Si certains résultats du dernier trimestre ont affiché une vigueur "époustouflante", Tony Welch, directeur des investissements chez SignatureFD, a déclaré qu’il restait difficile de déterminer dans quelle mesure ce rebond estival résultait d’une amélioration de la confiance dans les fondamentaux – et dans quelle mesure il découlait des paris des traders sur la poursuite de la dynamique des cours.
"Ces rebonds commencent parce que les acteurs du marché flairent une amélioration fondamentale imminente, mais ils s’autoalimentent ensuite grâce à leur élan", a déclaré Welch, ajoutant que "plus on avance dans le mouvement, plus celui-ci tend à être porté par la dynamique".
UTILISER L'EFFET DE LEVIER POUR TIRER PROFIT DES FLUCTUATIONS QUOTIDIENNES
Outre des "résultats satisfaisants" et le trading de momentum, Joe Saluzzi, cofondateur et responsable de la recherche sur la structure des marchés actions ainsi que codirecteur des opérations sur actions chez Themis Trading, a mis en avant "les produits de type dérivé, tels que les ETF à double effet de levier et les options à échéance journalière". Le segment des ETF à effet de levier, qui comprend des produits liés à une action unique ou à un indice offrant à leurs acheteurs jusqu’à deux fois le rendement quotidien ou la baisse de nombreuses actions parmi les plus populaires et les plus volatiles du marché, ou jusqu’à trois fois les gains quotidiens d’un indice, a connu une croissance fulgurante au cours des deux dernières années. Le nombre d’ETF à effet de levier ou inversés liés à une seule action est passé de 28 à 486 à la fin de 2023, selon les données de Morningstar. Environ 40 de ces ETF appartiennent à la catégorie des infrastructures logicielles, tandis que 23 sont liés à des sociétés d’applications logicielles.
Comme les émetteurs d’ETF à effet de levier rééquilibrent leur exposition à l’action ou à l’indice sous-jacent au début de chaque journée de cotation, ils peuvent amplifier les fluctuations de cours à court terme, ce qui permet à la dynamique de jouer un rôle plus important dans l’amplitude des mouvements quotidiens des actions.
"C’est là que l’on observe le plus clairement ce phénomène, sur ces titres à forte dynamique. Il s’agit très probablement de day traders qui alimentent cette dynamique par le biais de produits à effet de levier", a déclaré Saluzzi.
"Ce phénomène a tendance à ralentir lorsque la tendance s’inverse momentanément. Puis, dès que la situation recommence à s’animer, ils reviennent immédiatement sur le marché, et on voit le marché des options littéralement exploser en termes de volume."
UNE AVALANCHE D'INSTRUMENTS DE TRADING
Au cours des deux derniers mois, Corgi Investments — un nouveau venu dans le secteur des ETF — a lancé une gamme d’ETF inversés liés à des actions individuelles ou à des indices, dont 11 produits basés sur des éditeurs de logiciels tels que Microsoft, Oracle, AppLovin APP.O et ServiceNow NOW.N .
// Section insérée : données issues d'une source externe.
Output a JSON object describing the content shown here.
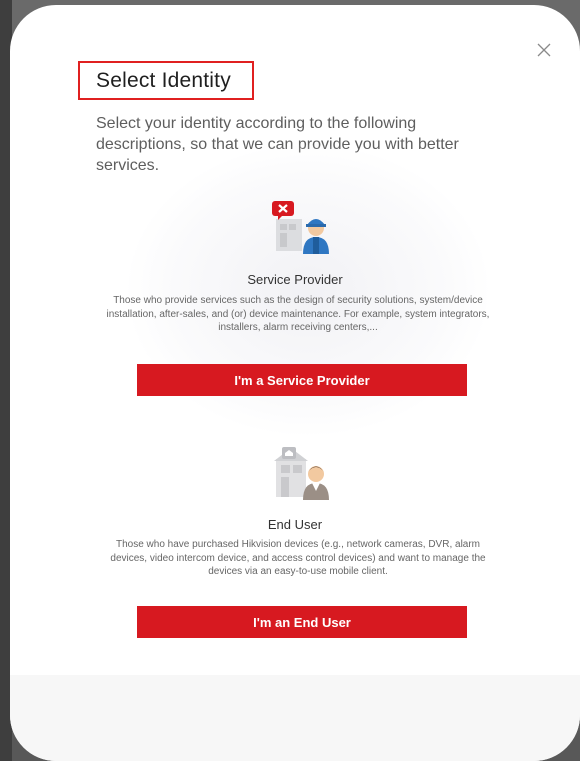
{
  "dialog": {
    "title": "Select Identity",
    "intro": "Select your identity according to the following descriptions, so that we can provide you with better services."
  },
  "roles": [
    {
      "title": "Service Provider",
      "description": "Those who provide services such as the design of security solutions, system/device installation, after-sales, and (or) device maintenance. For example, system integrators, installers, alarm receiving centers,...",
      "button_label": "I'm a Service Provider",
      "icon": "service-provider-icon"
    },
    {
      "title": "End User",
      "description": "Those who have purchased Hikvision devices (e.g., network cameras, DVR, alarm devices, video intercom device, and access control devices) and want to manage the devices via an easy-to-use mobile client.",
      "button_label": "I'm an End User",
      "icon": "end-user-icon"
    }
  ],
  "close_icon": "close-icon",
  "colors": {
    "accent": "#d71920",
    "title_highlight": "#e02020"
  }
}
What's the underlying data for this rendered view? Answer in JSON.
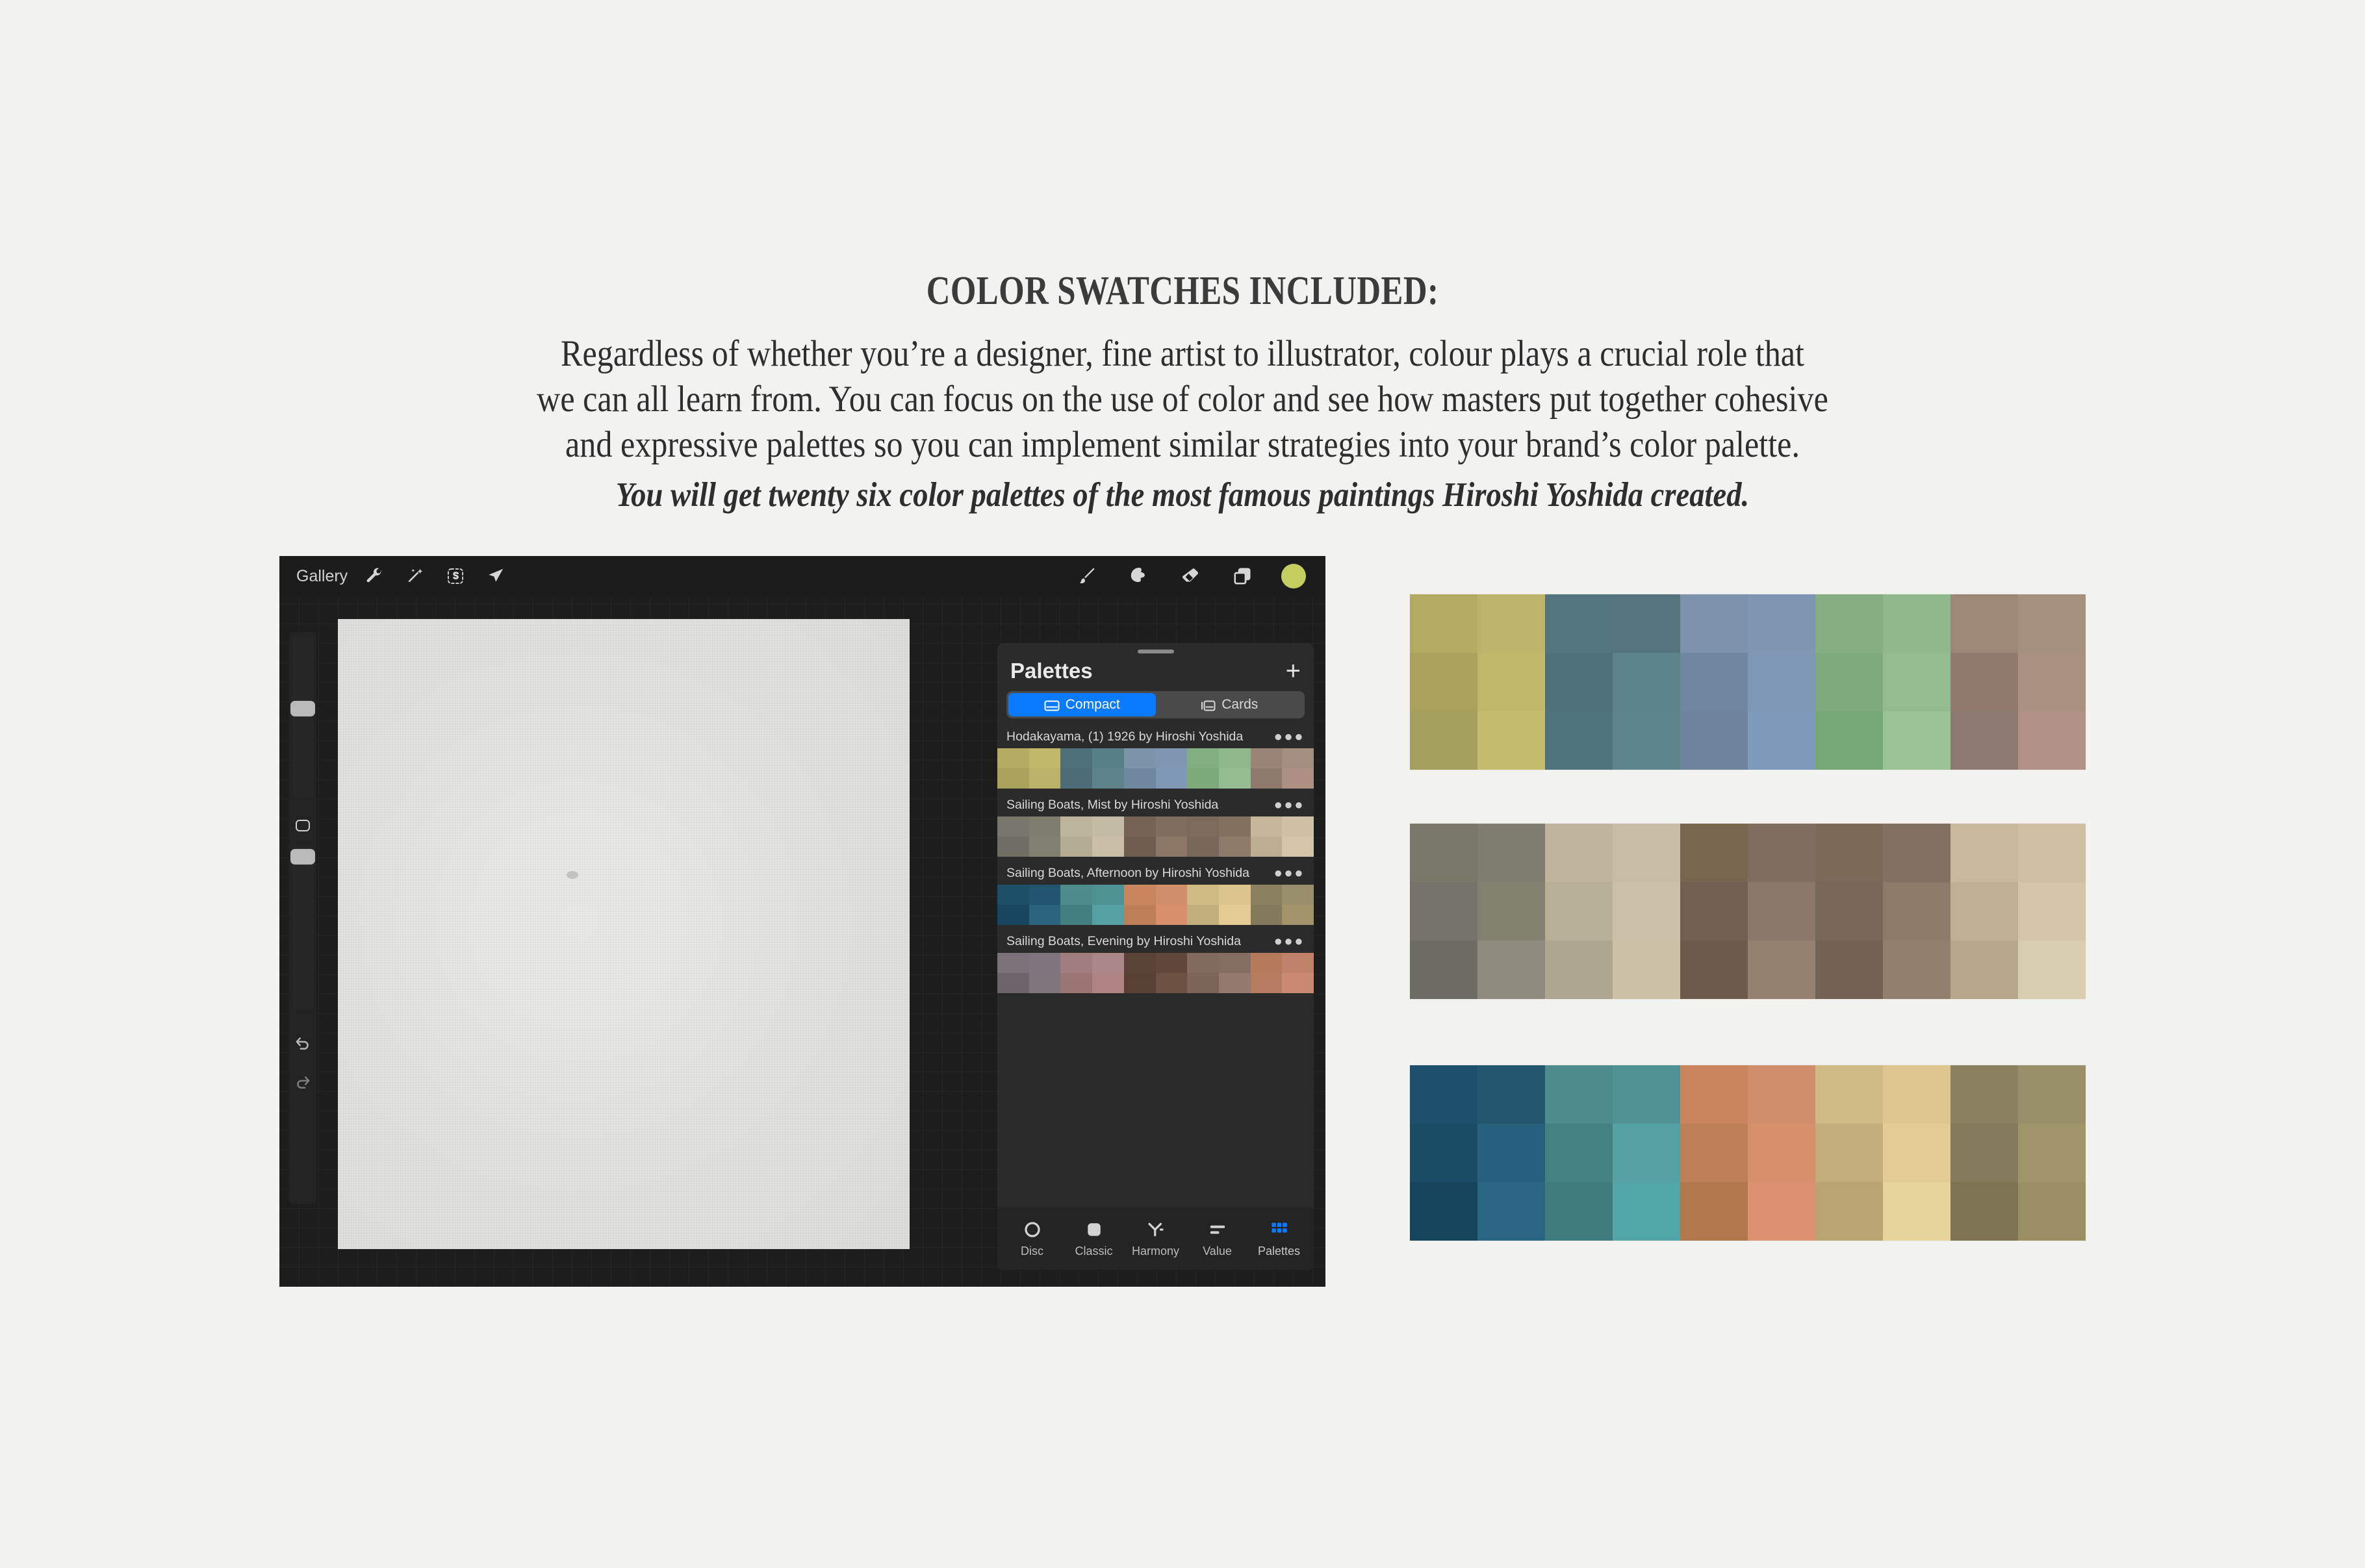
{
  "heading": {
    "title": "COLOR SWATCHES INCLUDED:",
    "paragraph_line1": "Regardless of whether you’re a designer, fine artist to illustrator, colour plays a crucial role that",
    "paragraph_line2": "we can all learn from. You can focus on the use of color and see how masters put together cohesive",
    "paragraph_line3": "and expressive palettes so you can implement similar strategies into your brand’s color palette.",
    "emphasis": "You will get twenty six color palettes of the most famous paintings Hiroshi Yoshida created."
  },
  "app": {
    "toolbar": {
      "gallery_label": "Gallery",
      "left_icons": [
        "wrench-icon",
        "magic-wand-icon",
        "selection-s-icon",
        "transform-arrow-icon"
      ],
      "right_icons": [
        "paintbrush-icon",
        "smudge-icon",
        "eraser-icon",
        "layers-icon"
      ],
      "active_color": "#c3ce5e"
    },
    "sidebar": {
      "brush_size_label": "brush-size-slider",
      "opacity_label": "opacity-slider",
      "modify_label": "modify-button",
      "undo_label": "undo-button",
      "redo_label": "redo-button"
    },
    "panel": {
      "title": "Palettes",
      "add_label": "+",
      "view_modes": [
        {
          "label": "Compact",
          "icon": "compact-view-icon",
          "active": true
        },
        {
          "label": "Cards",
          "icon": "cards-view-icon",
          "active": false
        }
      ],
      "accent_color": "#0a7bff",
      "menu_glyph": "●●●",
      "palettes": [
        {
          "name": "Hodakayama, (1) 1926 by Hiroshi Yoshida",
          "rows": [
            [
              "#b4ac60",
              "#bfb869",
              "#4e7079",
              "#577f86",
              "#7b94aa",
              "#7e96b2",
              "#83ae81",
              "#8fb98c",
              "#9b8375",
              "#a48e80"
            ],
            [
              "#aaa25c",
              "#bbb468",
              "#4b6c76",
              "#5d8289",
              "#6f88a0",
              "#7e98b5",
              "#7daa7b",
              "#95bd92",
              "#8e7a6c",
              "#ad9083"
            ]
          ]
        },
        {
          "name": "Sailing Boats, Mist by Hiroshi Yoshida",
          "rows": [
            [
              "#78766a",
              "#7e7c6d",
              "#bdb49c",
              "#c3bba3",
              "#756253",
              "#806d5e",
              "#7d6a5a",
              "#83705f",
              "#c6b79a",
              "#cec0a4"
            ],
            [
              "#706e62",
              "#817f70",
              "#b5ac94",
              "#c8bfa6",
              "#6f5d4f",
              "#8c7767",
              "#78685b",
              "#8d7a68",
              "#bcae92",
              "#d3c5a9"
            ]
          ]
        },
        {
          "name": "Sailing Boats, Afternoon by Hiroshi Yoshida",
          "rows": [
            [
              "#1d4f69",
              "#225670",
              "#4d8c8a",
              "#4f9296",
              "#c9855d",
              "#d08f6a",
              "#cfba84",
              "#dcc48e",
              "#8b8161",
              "#9a8f6c"
            ],
            [
              "#17465e",
              "#2a6280",
              "#437f7f",
              "#55a0a2",
              "#bd7f57",
              "#d8906c",
              "#c2ae7b",
              "#e3cb93",
              "#837a5c",
              "#a09468"
            ]
          ]
        },
        {
          "name": "Sailing Boats, Evening by Hiroshi Yoshida",
          "rows": [
            [
              "#7b7178",
              "#7f757f",
              "#a17e7d",
              "#ab8686",
              "#5a4236",
              "#61463a",
              "#836a5f",
              "#866d62",
              "#b6795c",
              "#c08268"
            ],
            [
              "#6d646a",
              "#7e747c",
              "#9b7573",
              "#b08383",
              "#584035",
              "#6d5143",
              "#7d645b",
              "#93796f",
              "#b67c60",
              "#ca8a71"
            ]
          ]
        }
      ]
    },
    "tabbar": [
      {
        "label": "Disc",
        "icon": "disc-icon",
        "active": false
      },
      {
        "label": "Classic",
        "icon": "classic-icon",
        "active": false
      },
      {
        "label": "Harmony",
        "icon": "harmony-icon",
        "active": false
      },
      {
        "label": "Value",
        "icon": "value-icon",
        "active": false
      },
      {
        "label": "Palettes",
        "icon": "palettes-grid-icon",
        "active": true
      }
    ]
  },
  "swatch_boards": [
    {
      "name": "Hodakayama, (1) 1926 by Hiroshi Yoshida",
      "rows": [
        [
          "#b3ab61",
          "#bcb569",
          "#52757e",
          "#54757d",
          "#7c93ab",
          "#7f96b2",
          "#85ae83",
          "#8fb88d",
          "#9d8878",
          "#a6907f"
        ],
        [
          "#aaa25c",
          "#bfb86b",
          "#4e717a",
          "#5c828a",
          "#70889f",
          "#7d97b4",
          "#7faa7d",
          "#92bb8f",
          "#91796c",
          "#a9907f"
        ],
        [
          "#a4a05c",
          "#c3bb6d",
          "#4f747d",
          "#5f858c",
          "#6d849c",
          "#7e9abb",
          "#76a876",
          "#9bc297",
          "#8a7a70",
          "#b19185"
        ]
      ]
    },
    {
      "name": "Sailing Boats, Mist by Hiroshi Yoshida",
      "rows": [
        [
          "#7a7869",
          "#7f7d6e",
          "#bdb49b",
          "#c6bda4",
          "#79664f",
          "#7f6d5d",
          "#7c6a59",
          "#827060",
          "#c8b99c",
          "#cfc0a5"
        ],
        [
          "#74726a",
          "#838170",
          "#b8af97",
          "#c9c0a7",
          "#70604f",
          "#8c7868",
          "#786859",
          "#8c7a69",
          "#bfb093",
          "#d2c5a9"
        ],
        [
          "#6d6c62",
          "#8e8a7d",
          "#aea68e",
          "#cbc1a6",
          "#6c5b4a",
          "#93806f",
          "#726253",
          "#91806d",
          "#b5a88b",
          "#d9cdb0"
        ]
      ]
    },
    {
      "name": "Sailing Boats, Afternoon by Hiroshi Yoshida",
      "rows": [
        [
          "#1d506a",
          "#235770",
          "#4d8c8a",
          "#509295",
          "#c9855c",
          "#d08e6b",
          "#cfb985",
          "#dcc58f",
          "#8b8160",
          "#9a8f6b"
        ],
        [
          "#1b4c66",
          "#27607e",
          "#438080",
          "#56a1a3",
          "#bd7f57",
          "#d7906c",
          "#c2ad7b",
          "#e3cb94",
          "#837b5b",
          "#a09568"
        ],
        [
          "#16445b",
          "#2a6584",
          "#3f7b7c",
          "#52a5a7",
          "#b3774d",
          "#dc9170",
          "#b9a472",
          "#e7d39c",
          "#7d7453",
          "#9a8e63"
        ]
      ]
    }
  ]
}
D’après les résultats et les estimations, l’indice est en passe d’afficher une croissance globale des bénéfices de 24,4% au deuxième trimestre, contre des prévisions de 16,4% au 1er juillet, avant le début de la publication des résultats, selon Tajinder Dhillon, responsable de la recherche sur les résultats chez LSEG.
Mais même si les rapports restants suggèrent que les menaces pesant sur le secteur ont peut-être été exagérées, les investisseurs restent prudents quant à l’évolution du secteur à mesure que l’IA continue de se développer.
"À l’heure actuelle, les cours reflètent ce que nous avons déjà observé en termes de résultats, et ils traduisent en quelque sorte l’anticipation d’une poursuite de cette dynamique de résultats", a déclaré Marta Norton, stratégiste en chef des investissements chez Empower. "Mais dans la mesure où cela ne se vérifie pas, ces actions présentent alors un risque réel."